OBAMA: The person you want answering the phone at 3:00 a.m. is the person who has read the intelligence reports, who is asking the tough questions about why we want to invade a country like Iraq that had nothing to do with 9/11. You want to have somebody who has good judgment.

And there's only one out of the remaining candidates who qualifies on that front.


BROWN: With me again, senior political correspondent Candy Crowley and Baghdad correspondent Michael Ware.

And, Candy, let me go to you on this. Here are the candidates differentiating themselves on the war in Iraq, but do the voters, do you think, really see a difference between the two of them? And I'm talking about the Democrats -- in terms of going forward, what they would do if elected?

CROWLEY: In terms of going forward, they don't. I think the Democratic Party, certainly those who came out in the primary season, made up their minds a while back that, no matter who they nominated -- and this was when Joe Biden was still in the race and Chris Dodd and Bill Richardson -- they made up their minds that all of these candidates would put the war on a sharply different path, towards an exit plan.

So, I think they made up their minds. Then, as you recall, Hillary Clinton, who had voted for the war, got a pretty tough start on her presidential campaign. She got booed a couple of times when she went before Democrats. But she was able to pivot, became an anti-war person out front. And now I think, basically, that particular issue has been put to rest.

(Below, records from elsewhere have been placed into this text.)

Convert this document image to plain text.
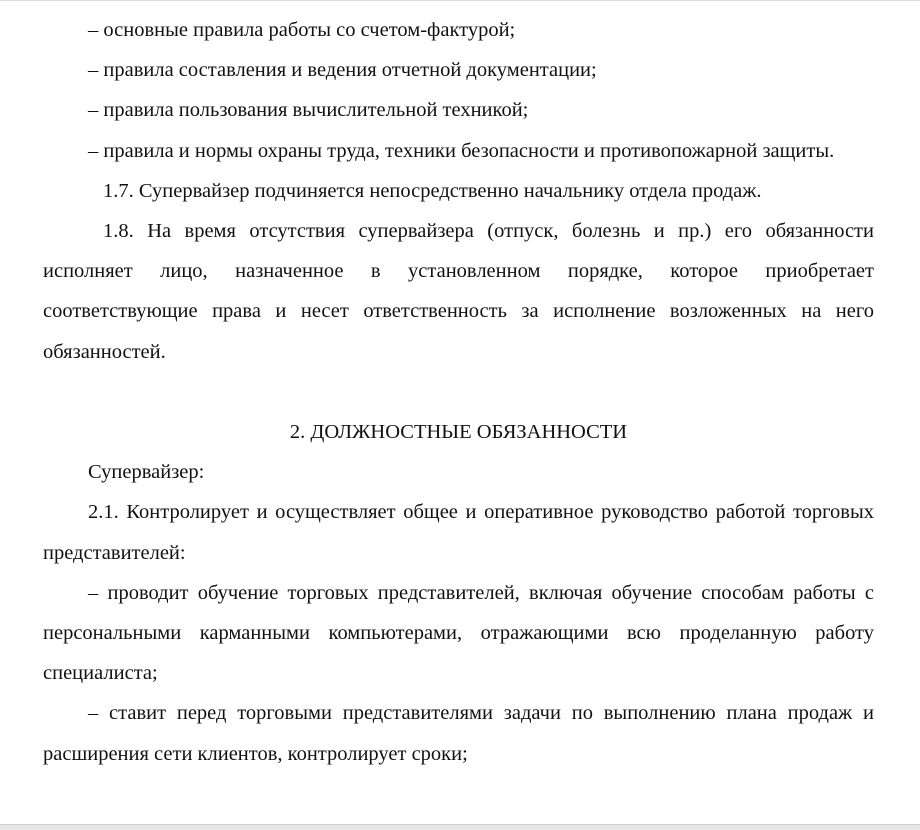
– основные правила работы со счетом-фактурой;

– правила составления и ведения отчетной документации;

– правила пользования вычислительной техникой;

– правила и нормы охраны труда, техники безопасности и противопожарной защиты.

1.7. Супервайзер подчиняется непосредственно начальнику отдела продаж.

1.8. На время отсутствия супервайзера (отпуск, болезнь и пр.) его обязанности исполняет лицо, назначенное в установленном порядке, которое приобретает соответствующие права и несет ответственность за исполнение возложенных на него обязанностей.

2. ДОЛЖНОСТНЫЕ ОБЯЗАННОСТИ

Супервайзер:

2.1. Контролирует и осуществляет общее и оперативное руководство работой торговых представителей:

– проводит обучение торговых представителей, включая обучение способам работы с персональными карманными компьютерами, отражающими всю проделанную работу специалиста;

– ставит перед торговыми представителями задачи по выполнению плана продаж и расширения сети клиентов, контролирует сроки;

The experience issue is something else, who's got the best experience to actually put this plan into action. But I think as far as the issue itself, most Democratic voters believe that either one of these candidates would get them out of Iraq.

BROWN: And, Michael, based on your experience on the ground there, if anybody's withdrawal plan were put into effect, what do you think happens?

WARE: Well, it depends on the nature of that withdrawal plan.

But, certainly, in the pure sense of what I think much of the Democratic base is hoping for, is simply an end to this war under any circumstances, there would be disaster of an unholy scale. I mean, really, there would be blood flowing. There would be regional proxy war. And that's something that I have noticed, for example, with Ambassador Ryan Crocker's testimony.

When he's been asked about what would be the consequences or what would happen if we withdrew too soon, he's not gone as far as, say, he did with us just a few weeks ago, where he said his grave concern is that you would see a regional proxy war develop in and around Iraq involving three of the world's richest oil reserves.

And what we're essentially talking about is a situation like Lebanon in the 1980s, with militia forces going against each other and infighting, all with foreign backers. And, really, that's what we're talking about, is a vacuum and what it will be filled with. And it will be filled with violence and it will be filled with the interests of many of America's adversaries.

BROWN: All right, Michael Ware for us, his expertise, along with Candy Crowley and her expertise from the campaign trail.

Thanks to both of you. Appreciate it.